Mieszkańcy zgodnie uznali, że najgorszym problemem są spacery w błocie po kostki. Przy ul. Ługi mieszkają dzieci, które codziennie maszerują do szkoły, młode mamy spacerujące z wózkami, a także mężczyzna poruszający się na wózku inwalidzkim – to dla niego slalom pomiędzy wielkimi kałużami jest najbardziej uciążliwy.
Pan Jan Banaszek mieszka przy ul. Ługi od lat i od lat ma duże kłopoty z wyjściem z domu. -Koła grzęzną mi w błocie, droga do sklepu to mordęga, a teraz w zimę jest jeszcze gorzej – mówi pan Jan i dodaje: -Najchętniej w ogóle nie wychodziłbym z domu, ale mieszkam sam, zwykle sam muszę robić zakupy i wszystko załatwiać.
Użytkownikami drogi nie są wyłącznie mieszkańcy z ul. Ługi oraz klienci dojeżdżający do firm.
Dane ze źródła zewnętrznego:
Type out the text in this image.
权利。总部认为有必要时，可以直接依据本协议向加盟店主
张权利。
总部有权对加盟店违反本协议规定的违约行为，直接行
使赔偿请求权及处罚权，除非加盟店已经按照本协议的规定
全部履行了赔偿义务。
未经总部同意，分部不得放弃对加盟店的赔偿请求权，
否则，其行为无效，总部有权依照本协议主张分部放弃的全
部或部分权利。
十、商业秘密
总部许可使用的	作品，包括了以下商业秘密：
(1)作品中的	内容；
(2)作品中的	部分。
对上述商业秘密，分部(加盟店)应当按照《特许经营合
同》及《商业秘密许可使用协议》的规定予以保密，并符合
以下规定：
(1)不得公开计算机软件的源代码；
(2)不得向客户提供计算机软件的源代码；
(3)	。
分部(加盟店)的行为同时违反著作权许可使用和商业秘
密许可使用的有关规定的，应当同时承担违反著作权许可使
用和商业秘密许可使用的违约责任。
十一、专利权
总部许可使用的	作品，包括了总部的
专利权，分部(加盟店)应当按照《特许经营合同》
Korzysta z niej bowiem wielu mieszkańców Otwocka i Karczewa ze względu na pobliskie targowisko. -W każdy weekend, kiedy odbywa się tzw. wielki bazar obok Biedronki, tą drogą przejeżdża kilkadziesiąt aut, przechodzi nią też wielu ludzi od strony osiedla Ługi – mówi Adrian Krawczyk. -Ulica przy Biedronce została wyłożona asfaltem, o naszej niestety nie pomyślano… Kostka, czy asfalt, nieważne czym zostałaby wyłożona, najważniejsze żeby coś z nią zrobić. Wyrównywanie jej walcem pomaga tylko na kilka dni, potem jest znowu to samo - dodaje.
Wydawać by się mogło, że prośba o remont ul. Ługi została świetnie umotywowana, i że jest duża szansa na jej pozytywne rozpatrzenie. Tak się jednak nie stało. Władze nie uwzględniły drogi w budżecie na 2018. A zatem pana Jana i resztę mieszkańców czeka kolejny rok przepraw przez błoto i kałuże.
Często słyszy się, że Kresy to zapomniana dzielnica Otwocka. Ostatnimi czasy przeprowadzono tam wiele remontów dróg i chodników. Wciąż jednak są ulice, takie jak ul. Ługi, których stan pozostawia wiele do życzenia, a władze od lat nie uwzględniają ich w budżetach.